Hospital Price Variation and Medicare Benchmarking

Project cover

Overview

This project analyzes how much hospital submitted charges can vary for the same inpatient service, and how those charges compare with Medicare payments for comparable stays. Using 2023 CMS inpatient hospital pricing data, I built a benchmarking report that compares DRG-level charges across states, regions, and hospital market contexts to show where pricing gaps widen most sharply.

What I Did

  • Focused the analysis on comparable inpatient services so price dispersion could be evaluated on an apples-to-apples basis.
  • Benchmarked submitted hospital charges against Medicare payments to quantify the charge-to-payment gap instead of looking at charge levels in isolation.
  • Segmented results by census region, state, and metro status to surface where pricing patterns remain structurally different.
  • Packaged the full analysis as a polished, self-contained HTML report suitable for portfolio review and stakeholder sharing.

Analytical Workflow

  • Imported and cleaned the 2023 CMS inpatient hospital pricing extract in R, then narrowed the analysis to DRGs with enough reporting density to support fair comparisons.
  • Built a focal comparison around a high-volume inpatient service so the charts would compare like with like instead of mixing unrelated procedures.
  • Computed percentile spread, state medians, regional medians, and charge-to-payment ratios to translate raw hospital charge tables into interpretable benchmark views.
  • Designed the report sequence to move from service-level dispersion, to regional gaps, to state-level spread, and then to the charge-versus-payment disconnect.

Results/Impact

  • Found a wide gap inside the same focus DRG: about $30,936 at the 10th percentile versus about $133,639 at the 90th percentile.
  • Identified a strong regional payment disconnect: in the West, median submitted charges were about 5.1x median Medicare payments for the same DRG.
  • Showed that metropolitan hospitals tend to post much higher submitted charges than small-town and rural hospitals even when Medicare payments stay comparatively close.
  • Quantified sharp state-level dispersion, with reported median charges ranging from about $24,611 in Maryland to about $148,155 in Nevada for the focal service.

Tech Stack

  • R
  • Quarto
  • CMS inpatient hospital pricing data
  • Medicare payment benchmarking
  • Regional and state segmentation
  • ggplot-based analytical reporting

Deliverables

Report Visuals

Regional charge gap. For the focal DRG, submitted charges sit far above Medicare payments in every region, with the West showing the widest separation.

State median spread. Even within one inpatient service, median submitted charges vary sharply across states instead of clustering around a narrow benchmark.

Payment disconnect. Higher submitted charges do not buy proportionally higher Medicare payments, which is exactly why the pricing gap is the better operational signal.

Within-service dispersion. The same DRG can occupy very different low-end and high-end price tiers depending on hospital context.

Key Findings

Comparable Services, Very Different Prices

The analysis isolates a common inpatient service and still finds a dramatic spread between low-charge and high-charge hospitals.

Charges And Payments Diverge

Submitted charges often move far more than Medicare payments, which makes the gap itself a more useful signal than list price alone.

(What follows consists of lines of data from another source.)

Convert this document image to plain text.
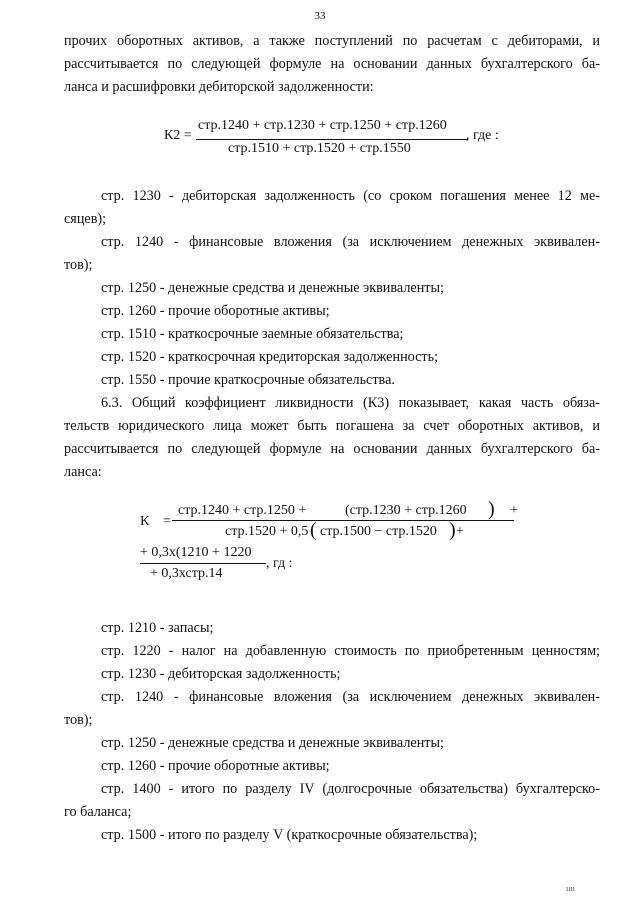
33
прочих оборотных активов, а также поступлений по расчетам с дебиторами, и
рассчитывается по следующей формуле на основании данных бухгалтерского ба-
ланса и расшифровки дебиторской задолженности:
К2 =
стр.1240 + стр.1230 + стр.1250 + стр.1260
стр.1510 + стр.1520 + стр.1550
, где :
стр. 1230 - дебиторская задолженность (со сроком погашения менее 12 ме-
сяцев);
стр. 1240 - финансовые вложения (за исключением денежных эквивален-
тов);
стр. 1250 - денежные средства и денежные эквиваленты;
стр. 1260 - прочие оборотные активы;
стр. 1510 - краткосрочные заемные обязательства;
стр. 1520 - краткосрочная кредиторская задолженность;
стр. 1550 - прочие краткосрочные обязательства.
6.3. Общий коэффициент ликвидности (К3) показывает, какая часть обяза-
тельств юридического лица может быть погашена за счет оборотных активов, и
рассчитывается по следующей формуле на основании данных бухгалтерского ба-
ланса:
К =
стр.1240 + стр.1250 +	(стр.1230 + стр.1260 ) +
стр.1520 + 0,5 ( стр.1500 − стр.1520 ) +
+ 0,3х(1210 + 1220
+ 0,3хстр.14
, гд :
стр. 1210 - запасы;
стр. 1220 - налог на добавленную стоимость по приобретенным ценностям;
стр. 1230 - дебиторская задолженность;
стр. 1240 - финансовые вложения (за исключением денежных эквивален-
тов);
стр. 1250 - денежные средства и денежные эквиваленты;
стр. 1260 - прочие оборотные активы;
стр. 1400 - итого по разделу IV (долгосрочные обязательства) бухгалтерско-
го баланса;
стр. 1500 - итого по разделу V (краткосрочные обязательства);
ıııı
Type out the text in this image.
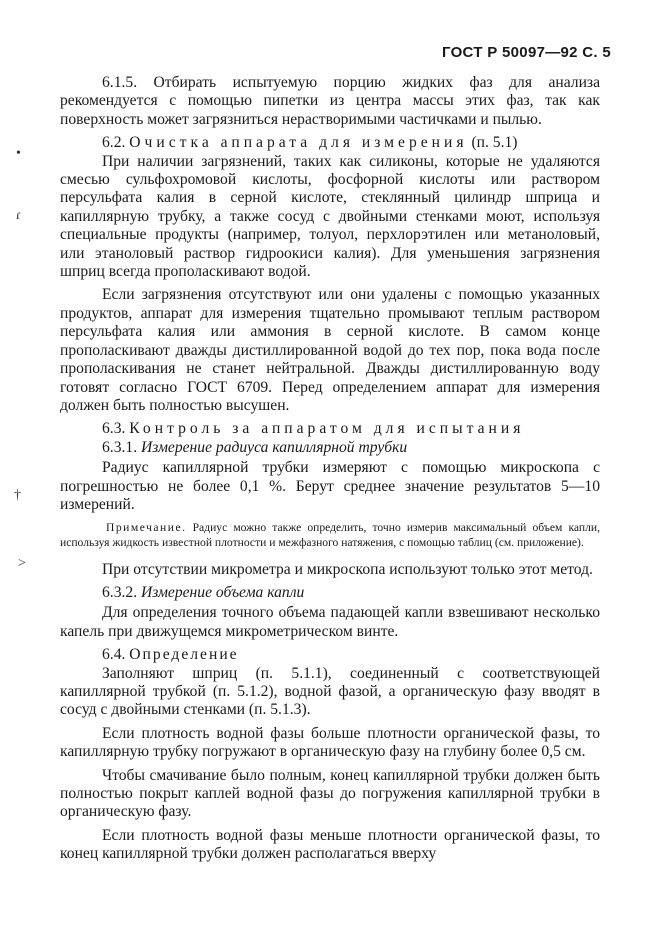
ГОСТ Р 50097—92 С. 5
•
ɾ
†
˃

6.1.5. Отбирать испытуемую порцию жидких фаз для анализа рекомендуется с помощью пипетки из центра массы этих фаз, так как поверхность может загрязниться нерастворимыми частичками и пылью.

6.2. Очистка аппарата для измерения (п. 5.1)

При наличии загрязнений, таких как силиконы, которые не удаляются смесью сульфохромовой кислоты, фосфорной кислоты или раствором персульфата калия в серной кислоте, стеклянный цилиндр шприца и капиллярную трубку, а также сосуд с двойными стенками моют, используя специальные продукты (например, толуол, перхлорэтилен или метаноловый, или этаноловый раствор гидроокиси калия). Для уменьшения загрязнения шприц всегда прополаскивают водой.

Если загрязнения отсутствуют или они удалены с помощью указанных продуктов, аппарат для измерения тщательно промывают теплым раствором персульфата калия или аммония в серной кислоте. В самом конце прополаскивают дважды дистиллированной водой до тех пор, пока вода после прополаскивания не станет нейтральной. Дважды дистиллированную воду готовят согласно ГОСТ 6709. Перед определением аппарат для измерения должен быть полностью высушен.

6.3. Контроль за аппаратом для испытания

6.3.1. Измерение радиуса капиллярной трубки

Радиус капиллярной трубки измеряют с помощью микроскопа с погрешностью не более 0,1 %. Берут среднее значение результатов 5—10 измерений.

Примечание. Радиус можно также определить, точно измерив максимальный объем капли, используя жидкость известной плотности и межфазного натяжения, с помощью таблиц (см. приложение).

При отсутствии микрометра и микроскопа используют только этот метод.

6.3.2. Измерение объема капли

Для определения точного объема падающей капли взвешивают несколько капель при движущемся микрометрическом винте.

6.4. Определение

Заполняют шприц (п. 5.1.1), соединенный с соответствующей капиллярной трубкой (п. 5.1.2), водной фазой, а органическую фазу вводят в сосуд с двойными стенками (п. 5.1.3).

Если плотность водной фазы больше плотности органической фазы, то капиллярную трубку погружают в органическую фазу на глубину более 0,5 см.

Чтобы смачивание было полным, конец капиллярной трубки должен быть полностью покрыт каплей водной фазы до погружения капиллярной трубки в органическую фазу.

Если плотность водной фазы меньше плотности органической фазы, то конец капиллярной трубки должен располагаться вверху
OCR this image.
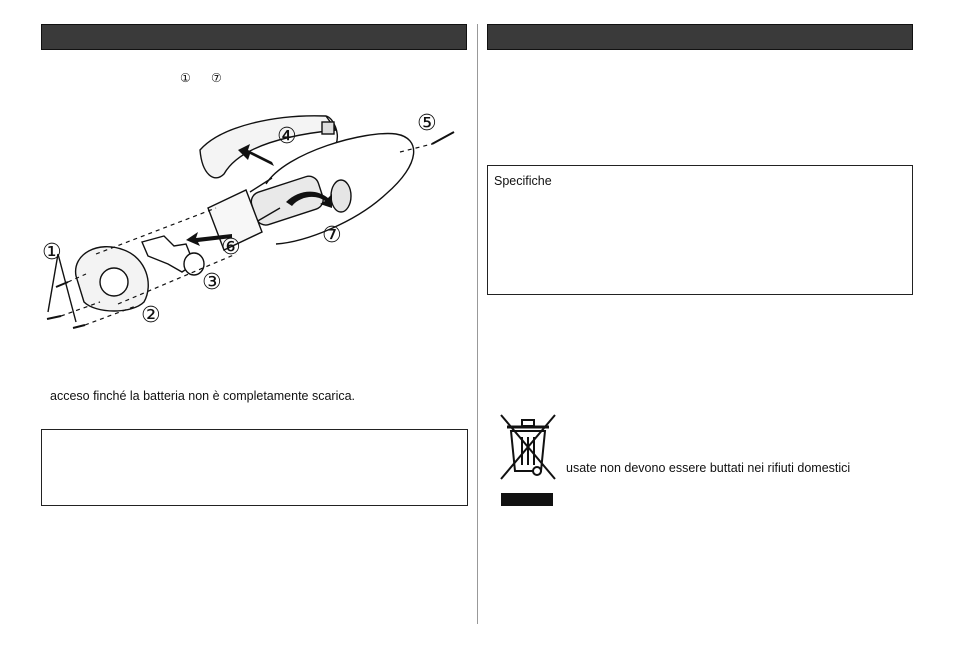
① ⑦
①
②
③
④
⑤
⑥	⑦
acceso finché la batteria non è completamente scarica.
Specifiche
usate non devono essere buttati nei rifiuti domestici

Regional Structure Matters

The strongest differences are not random noise. Region, state, and metro context all shape where hospitals sit in the pricing distribution.

Useful For Benchmarking

This is the kind of analysis that helps frame pricing conversations around relative position, not just single-hospital anecdotes.

What A Stakeholder Should Take From This

This report is useful because it reframes hospital price variation as a benchmarking problem instead of a headline problem. If the same inpatient service can sit in radically different price tiers, then a hospital needs to understand its pricing posture relative to peers, not just its own internal trend. The clearest signal is not whether a charge is high in absolute terms, but how far it sits from comparable hospitals and how wide the gap is relative to Medicare payment benchmarks.

For leadership, that matters in at least three ways. First, it helps identify where pricing may be difficult to defend in payer or employer negotiations. Second, it clarifies whether regional norms are doing most of the explanatory work or whether a hospital is positioned unusually high even within its own market. Third, it creates a cleaner bridge between descriptive pricing analysis and the next layer of work: payer mix, margin, reimbursement strategy, and price transparency.

Why It Matters

Healthcare pricing is easy to discuss abstractly and hard to benchmark well. This project turns that conversation into a structured comparison problem: same service, same payment reference point, different hospital context. That makes the output more useful for understanding variation, pricing posture, and where a hospital sits relative to peers.

Limits And Next Questions

The analysis is intentionally descriptive. It shows where price dispersion exists and how submitted charges diverge from Medicare payments, but it does not claim that charges translate directly into realized collections or patient liability. A logical next step would be to layer in payer-specific reimbursements, service mix within DRGs, ownership type, and hospital financial performance so the pricing posture can be interpreted with more business context.